Romain Gary, Romans et récits. Deux volumes. Publié sous la direction de Mireille Sacotte. Éd. Gallimard, "Bibliothèque de la Pléiade". Les deux volumes sous coffret, 129 €. À signaler dans la même collection, Album Romain Gary par Maxime Decout (offert pour l'achat de trois volumes de la Pléiade).  

09/05/2019

Deux conseils de lecture

   1° Thierry Laget, Proust, prix Goncourt. Une émeute littéraire. Éd. Gallimard, 19,50 €. Le mercredi 10 décembre 1919, Marcel Proust reçoit le prix Goncourt pour À l'ombre des jeunes filles en fleurs. Dans cet essai d'histoire littéraire, Thierry Laget nous conte par le menu cet événement qui eut son importance dans la vie de Proust. Il est deux heures de l'après-midi à peu près, et l'auteur d'À la recherche du temps perdu dort encore. Sa gouvernante Céleste décide de le réveiller. "Monsieur, lui dit-elle, j'ai une grande nouvelle à vous annoncer, qui va sûrement vous faire plaisir... Vous avez le prix Goncourt !" Thierry Laget reproduit la réaction très courte de Proust : "Ah !" Et il commente : "Le laconisme de Proust trahit son émotion ; lui, d'habitude si éloquent, ne parvient à articuler à cet instant-là que la phrase la plus brève de sa vie." Thierry Laget est un spécialiste réputé de Proust. Il avait déjà travaillé sur ce thème du Goncourt de Proust pour sa thèse. Il y revient aujourd'hui, en un livre délicieux, écrit avec finesse, et qui fera rentrer le lecteur au plus près de l'univers proustien. Un régal pour les amateurs.
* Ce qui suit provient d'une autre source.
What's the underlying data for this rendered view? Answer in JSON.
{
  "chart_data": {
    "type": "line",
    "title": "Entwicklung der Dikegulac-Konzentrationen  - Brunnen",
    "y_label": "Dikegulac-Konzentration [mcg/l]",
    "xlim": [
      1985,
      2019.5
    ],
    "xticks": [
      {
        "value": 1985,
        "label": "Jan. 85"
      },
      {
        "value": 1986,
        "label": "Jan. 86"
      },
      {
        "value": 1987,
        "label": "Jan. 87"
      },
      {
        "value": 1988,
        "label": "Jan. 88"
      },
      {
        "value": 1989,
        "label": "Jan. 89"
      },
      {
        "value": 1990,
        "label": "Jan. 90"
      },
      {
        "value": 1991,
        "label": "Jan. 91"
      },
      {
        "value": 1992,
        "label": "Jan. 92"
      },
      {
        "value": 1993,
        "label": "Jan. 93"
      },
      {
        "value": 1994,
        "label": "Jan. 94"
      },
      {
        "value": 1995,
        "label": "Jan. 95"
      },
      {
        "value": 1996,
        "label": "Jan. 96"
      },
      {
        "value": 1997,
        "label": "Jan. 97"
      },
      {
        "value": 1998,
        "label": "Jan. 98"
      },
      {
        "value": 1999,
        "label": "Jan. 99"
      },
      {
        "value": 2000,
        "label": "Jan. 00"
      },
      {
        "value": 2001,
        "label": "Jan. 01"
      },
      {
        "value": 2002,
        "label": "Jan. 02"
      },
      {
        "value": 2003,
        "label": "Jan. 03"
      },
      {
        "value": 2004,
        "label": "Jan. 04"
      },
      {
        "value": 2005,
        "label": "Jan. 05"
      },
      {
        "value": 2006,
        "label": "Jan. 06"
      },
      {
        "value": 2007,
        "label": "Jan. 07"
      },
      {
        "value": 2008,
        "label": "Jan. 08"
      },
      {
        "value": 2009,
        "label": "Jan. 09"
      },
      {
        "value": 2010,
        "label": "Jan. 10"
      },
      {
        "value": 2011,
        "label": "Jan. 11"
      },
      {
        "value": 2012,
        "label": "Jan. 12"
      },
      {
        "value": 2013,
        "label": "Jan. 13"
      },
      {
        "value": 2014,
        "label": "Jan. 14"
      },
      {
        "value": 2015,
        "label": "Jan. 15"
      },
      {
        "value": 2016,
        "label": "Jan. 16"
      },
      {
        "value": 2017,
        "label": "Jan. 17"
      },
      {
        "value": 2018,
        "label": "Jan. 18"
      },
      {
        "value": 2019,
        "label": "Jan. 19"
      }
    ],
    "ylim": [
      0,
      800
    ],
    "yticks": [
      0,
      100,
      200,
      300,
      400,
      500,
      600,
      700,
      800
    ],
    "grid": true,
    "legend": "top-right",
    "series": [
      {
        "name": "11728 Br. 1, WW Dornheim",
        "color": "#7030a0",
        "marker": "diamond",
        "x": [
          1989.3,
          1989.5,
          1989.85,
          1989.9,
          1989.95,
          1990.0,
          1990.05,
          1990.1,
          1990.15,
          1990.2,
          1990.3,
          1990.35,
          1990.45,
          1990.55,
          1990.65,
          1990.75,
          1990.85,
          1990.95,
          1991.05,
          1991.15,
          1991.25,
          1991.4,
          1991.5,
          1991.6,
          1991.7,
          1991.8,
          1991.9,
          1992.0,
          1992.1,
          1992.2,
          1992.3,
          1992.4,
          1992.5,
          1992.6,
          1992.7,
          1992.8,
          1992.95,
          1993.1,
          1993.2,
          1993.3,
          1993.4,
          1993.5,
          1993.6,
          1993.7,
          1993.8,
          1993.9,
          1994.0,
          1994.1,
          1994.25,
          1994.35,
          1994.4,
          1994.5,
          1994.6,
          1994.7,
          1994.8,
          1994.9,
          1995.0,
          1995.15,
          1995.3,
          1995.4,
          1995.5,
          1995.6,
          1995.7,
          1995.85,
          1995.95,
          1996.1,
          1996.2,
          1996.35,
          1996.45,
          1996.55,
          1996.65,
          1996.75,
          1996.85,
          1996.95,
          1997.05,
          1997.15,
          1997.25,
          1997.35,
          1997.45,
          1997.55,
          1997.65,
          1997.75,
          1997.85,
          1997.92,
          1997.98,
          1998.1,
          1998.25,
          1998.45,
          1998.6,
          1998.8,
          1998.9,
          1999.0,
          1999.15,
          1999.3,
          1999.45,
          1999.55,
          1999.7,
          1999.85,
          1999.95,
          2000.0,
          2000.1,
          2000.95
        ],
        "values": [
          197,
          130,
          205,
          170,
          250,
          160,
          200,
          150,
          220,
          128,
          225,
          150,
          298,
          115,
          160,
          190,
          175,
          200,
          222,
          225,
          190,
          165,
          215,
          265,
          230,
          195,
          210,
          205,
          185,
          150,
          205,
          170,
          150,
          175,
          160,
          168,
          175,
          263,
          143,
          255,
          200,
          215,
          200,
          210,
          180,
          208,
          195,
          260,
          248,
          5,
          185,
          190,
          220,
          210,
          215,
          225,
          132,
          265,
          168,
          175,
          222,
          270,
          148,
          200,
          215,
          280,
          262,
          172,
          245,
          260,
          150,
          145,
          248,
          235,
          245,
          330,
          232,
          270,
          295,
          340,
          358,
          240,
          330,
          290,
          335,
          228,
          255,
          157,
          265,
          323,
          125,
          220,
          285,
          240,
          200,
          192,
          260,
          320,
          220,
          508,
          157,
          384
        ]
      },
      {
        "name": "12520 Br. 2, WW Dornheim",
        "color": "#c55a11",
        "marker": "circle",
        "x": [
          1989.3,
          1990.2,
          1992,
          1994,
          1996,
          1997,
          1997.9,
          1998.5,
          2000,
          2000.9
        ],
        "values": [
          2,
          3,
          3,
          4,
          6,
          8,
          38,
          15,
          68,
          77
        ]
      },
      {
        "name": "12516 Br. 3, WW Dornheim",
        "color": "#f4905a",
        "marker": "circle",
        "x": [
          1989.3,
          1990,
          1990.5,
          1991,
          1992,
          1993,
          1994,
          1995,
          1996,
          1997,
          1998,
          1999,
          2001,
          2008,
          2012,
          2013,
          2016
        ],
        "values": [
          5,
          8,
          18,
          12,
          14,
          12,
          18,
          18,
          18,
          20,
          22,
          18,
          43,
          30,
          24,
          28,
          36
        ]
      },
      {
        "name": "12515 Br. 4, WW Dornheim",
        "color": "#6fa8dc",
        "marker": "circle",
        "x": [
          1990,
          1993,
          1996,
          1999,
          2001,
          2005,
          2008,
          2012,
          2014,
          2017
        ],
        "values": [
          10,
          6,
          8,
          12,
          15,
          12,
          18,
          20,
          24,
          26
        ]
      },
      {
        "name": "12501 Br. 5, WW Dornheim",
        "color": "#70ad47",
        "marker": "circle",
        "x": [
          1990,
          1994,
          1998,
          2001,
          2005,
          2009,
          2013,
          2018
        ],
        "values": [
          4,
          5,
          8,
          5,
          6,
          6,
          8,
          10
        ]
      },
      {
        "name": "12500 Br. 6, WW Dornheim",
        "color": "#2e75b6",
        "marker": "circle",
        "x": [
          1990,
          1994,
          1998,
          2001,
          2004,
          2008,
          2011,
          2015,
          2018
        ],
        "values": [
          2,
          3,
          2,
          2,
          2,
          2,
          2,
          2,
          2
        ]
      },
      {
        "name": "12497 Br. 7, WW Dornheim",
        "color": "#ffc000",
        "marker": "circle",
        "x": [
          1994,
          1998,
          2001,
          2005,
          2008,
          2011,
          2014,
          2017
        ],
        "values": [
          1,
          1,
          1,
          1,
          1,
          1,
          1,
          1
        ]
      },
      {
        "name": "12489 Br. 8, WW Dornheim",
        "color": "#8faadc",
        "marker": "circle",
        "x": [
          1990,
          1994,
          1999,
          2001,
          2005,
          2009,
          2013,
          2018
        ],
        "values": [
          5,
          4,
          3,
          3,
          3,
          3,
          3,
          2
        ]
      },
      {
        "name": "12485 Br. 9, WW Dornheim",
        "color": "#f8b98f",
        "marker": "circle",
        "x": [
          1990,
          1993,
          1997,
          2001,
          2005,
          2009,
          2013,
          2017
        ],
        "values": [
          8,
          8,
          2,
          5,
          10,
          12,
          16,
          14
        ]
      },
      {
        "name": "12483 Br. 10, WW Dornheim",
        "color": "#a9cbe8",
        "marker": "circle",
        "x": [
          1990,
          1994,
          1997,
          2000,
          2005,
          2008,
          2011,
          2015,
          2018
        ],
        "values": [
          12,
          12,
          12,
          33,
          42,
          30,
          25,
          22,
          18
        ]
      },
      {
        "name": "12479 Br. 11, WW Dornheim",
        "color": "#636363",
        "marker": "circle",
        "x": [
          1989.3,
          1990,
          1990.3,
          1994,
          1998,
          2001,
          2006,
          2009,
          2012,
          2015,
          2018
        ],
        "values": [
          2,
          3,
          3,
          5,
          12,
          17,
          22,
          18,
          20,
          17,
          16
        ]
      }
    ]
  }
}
   2° Aragon, La Grande Gaîté suivi de Tout ne finit pas par des chansons. Éd. Gallimard, coll. "Poésie/Gallimard". La Grande Gaîté est un recueil de poèmes d'Aragon, publié chez Gallimard en 1929. La tonalité de ces textes est dépressive, comme le confirme dans sa préface Marie-Thérèse Eychart. Nous sommes peu avant la rencontre avec Elsa. Aragon vit avec Nancy Cunard, entre Paris et Venise. Leur relation tient plutôt de l'enfer, et Aragon fait une tentative de suicide. Les poèmes de La Grande Gaîté reflètent cet état d'esprit sinistre. Aragon s'en est expliqué plus tard, en 1973, dans ce parfait petit texte en prose intitulé Tout ne finit pas par des chansons. Cet opuscule poétique d'Aragon revêt donc une importance cruciale, pour ceux qui s'intéressent à son cheminement créatif. Jamais Aragon ne reviendra à des œuvres aussi désespérées, concises dans leur amertume, violentes dans leur désenchantement. La beauté formelle, elle, était toujours là, sous le soleil noir de la mélancolie.

28/02/2019

L'affectivité au risque de la sincérité

   Dans son essai sur Yukio Mishima (Mishima ou La vision du vide, éd. Gallimard, 1981), Marguerite Yourcenar avait beaucoup insisté sur la cérémonie du seppuku traditionnel, par lequel l'écrivain s'était suicidé de manière si spectaculaire. Elle relativisait un peu trop, par ailleurs, la valeur de l'œuvre romanesque, comme mise sous le boisseau. Depuis lors, il a fallu réévaluer ce jugement critique. Les livres de Mishima étaient ceux d'un très grand auteur japonais : ils avaient au début pâti de l'impact médiatique de son suicide, mais trouvaient avec le temps leur véritable place dans la littérature universelle. 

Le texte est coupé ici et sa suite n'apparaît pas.